The Trump administration wants to cut up to 20 percent of NOAA's staff, more than 1,000 jobs.
Bernadette Woods Placky, chief meteorologist and vice president of engagement for Climate Central, said NOAA's National Weather Service provides critical weather data forecasters rely on for warnings and advisories.

"Because of NOAA data, we know when to evacuate ahead of storms, fires," Woods Placky pointed out. "We know when not to evacuate, which is also really critical because that saves a lot of money and a lot of time."
NOAA data also helps Coloradans navigate risks including avalanches, floods, high winds, air quality, red-flag wildfire warnings and extreme heat. Woods Placky added NOAA also helps farmers determine what to plant and when to harvest, especially as crop hardiness zones shift due to climate change.
NOAA's data collection, which dates back to 1950, helps inform global partners including the United Nation's Intergovernmental Panel on Climate Change. Woods Placky noted unstable governments can interrupt data gathering.

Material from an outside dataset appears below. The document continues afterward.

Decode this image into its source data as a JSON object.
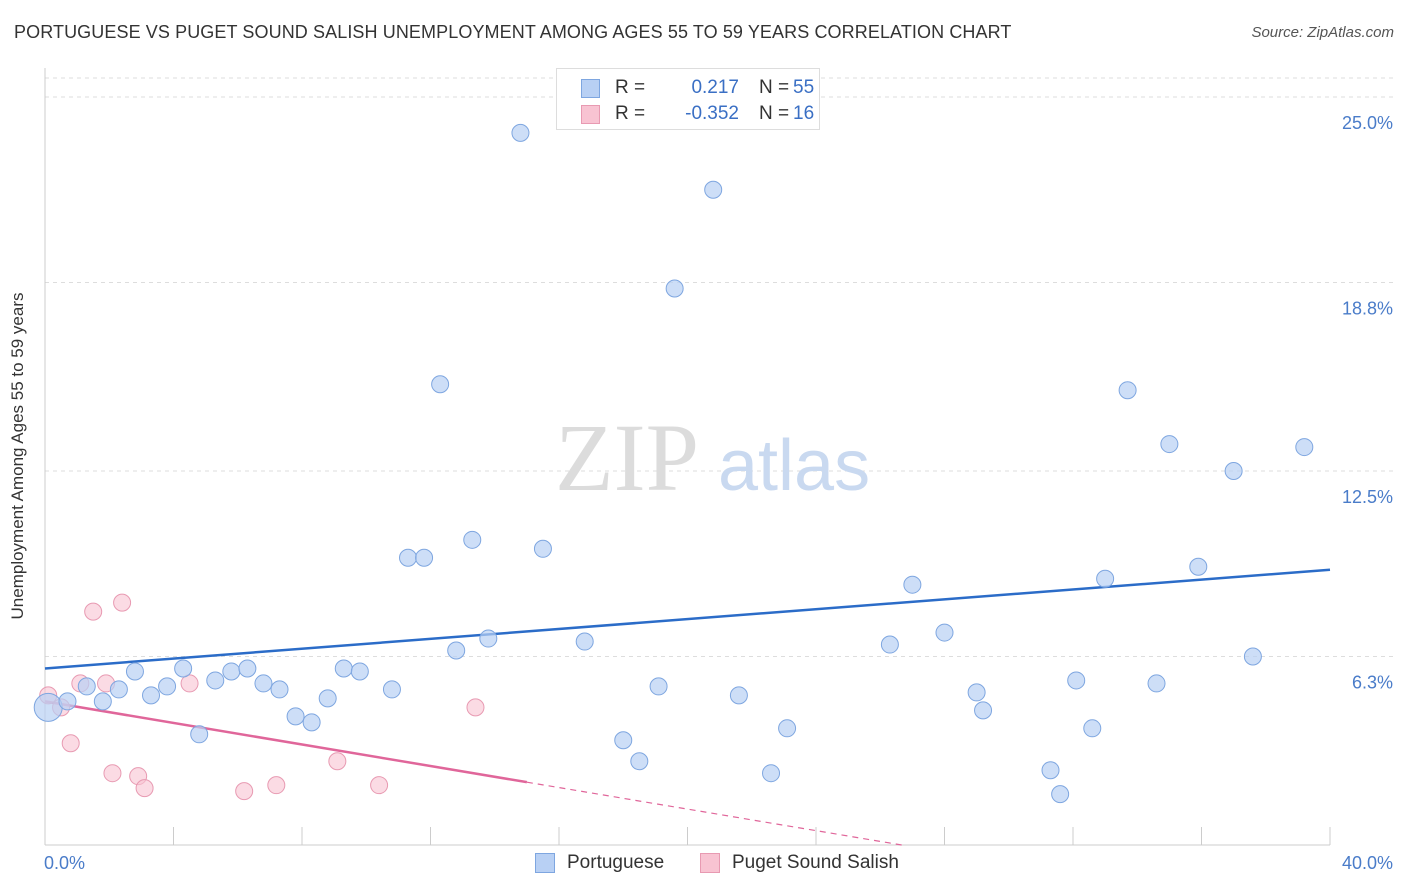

"When you get that gap in the data, it invalidates the long-term data sets," Woods Placky emphasized. "You can't carry it with the same weight to tease out longer-term trends to keep people safe and prepared on longer-term shifts that we're seeing."
Some have argued NOAA's services could be taken on by private companies.
David Dickson with Covering Climate Now believes it would be extremely shortsighted.
"To argue against NOAA not being useful because we have private companies offering weather apps would be to argue against farmers because we have grocery stores," Dickson contended. "It really does fund the invisible backbone of virtually everything we consume."